# Elbow Problem



## Isargle (Mar 19, 2013)

Gday all. 
Was shooting the other day with my girlfriend and she told me that my draw arm elbow is up too high. i tried to lower it but then my shoulder goes up and i look like the hunchback of nautradam. Hahah!! Any tips on how to keep it all in line? I understand finger position can affect the position of the draw arm and i have three fingers under.  Would this be a problem?
Cheers.


----------



## ceallred (Nov 25, 2012)

My wife was just saying the same to me.
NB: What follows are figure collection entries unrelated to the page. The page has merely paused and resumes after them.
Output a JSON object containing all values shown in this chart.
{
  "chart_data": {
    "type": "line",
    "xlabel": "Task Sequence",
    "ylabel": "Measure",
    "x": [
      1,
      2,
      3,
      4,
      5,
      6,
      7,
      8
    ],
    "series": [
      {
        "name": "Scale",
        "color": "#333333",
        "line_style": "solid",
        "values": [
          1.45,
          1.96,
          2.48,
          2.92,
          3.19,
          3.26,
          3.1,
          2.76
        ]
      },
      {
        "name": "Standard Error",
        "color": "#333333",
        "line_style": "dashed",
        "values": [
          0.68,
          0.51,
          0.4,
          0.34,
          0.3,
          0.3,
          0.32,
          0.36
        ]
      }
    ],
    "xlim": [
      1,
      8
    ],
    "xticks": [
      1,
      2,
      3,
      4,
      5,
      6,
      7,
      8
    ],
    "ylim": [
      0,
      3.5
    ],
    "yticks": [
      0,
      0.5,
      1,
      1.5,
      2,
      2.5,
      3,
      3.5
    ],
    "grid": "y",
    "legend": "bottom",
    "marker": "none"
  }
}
Looking forward to hearing/reading any responses


----------



## mike 66 (Jan 21, 2010)

:shade: ok im guessing your both finger shooters, i see lots of finger shooters that can not get the elbow in line to get a good [T] with the form.. first off not everyone is made the same..some people just cant get the elbow down... so i work around it ..the tip of the elbow should be in direct line behind the arrow shaft and in line with the bow hand...if the elbow is way outside...it will make you pull your release hand away from your face , like plucking the string. if the elbow is inside it can make you torque.because you use more muscles in the arm.and shoulder ....the big thing i watch is the wrist on the bow hand it should line up [ not bent] and be in line with the arrow shaft so it pulls back in line perfect.the compound shooters like everything in line perfect so they can get the right muscle groups working for better shooting so they can duplicate it.. the RHOMBOIDS... in general the tip of the elbow should be as high as your nose..in line with the arrow shaft...but you gotta watch the wrist close..this eliminates muscles from the elbow forward.also you may need to open your stance to get you lined up keeping you eye over your belt buckle or belly button. to get the perfect T, and your draw lg. will come into action to i have seen people who added a 2 inch loop just to get the elbow down to get a perfect T.. because they found when you have it perfect your sight picture is MUCH STEADIER so watch the draw lg real close...so my opinion.a high elbow is ok as long as the t is perfect and in line . hope this helps..mike


----------



## Isargle (Mar 19, 2013)

Cheers mate. Will put them tips too the test.


----------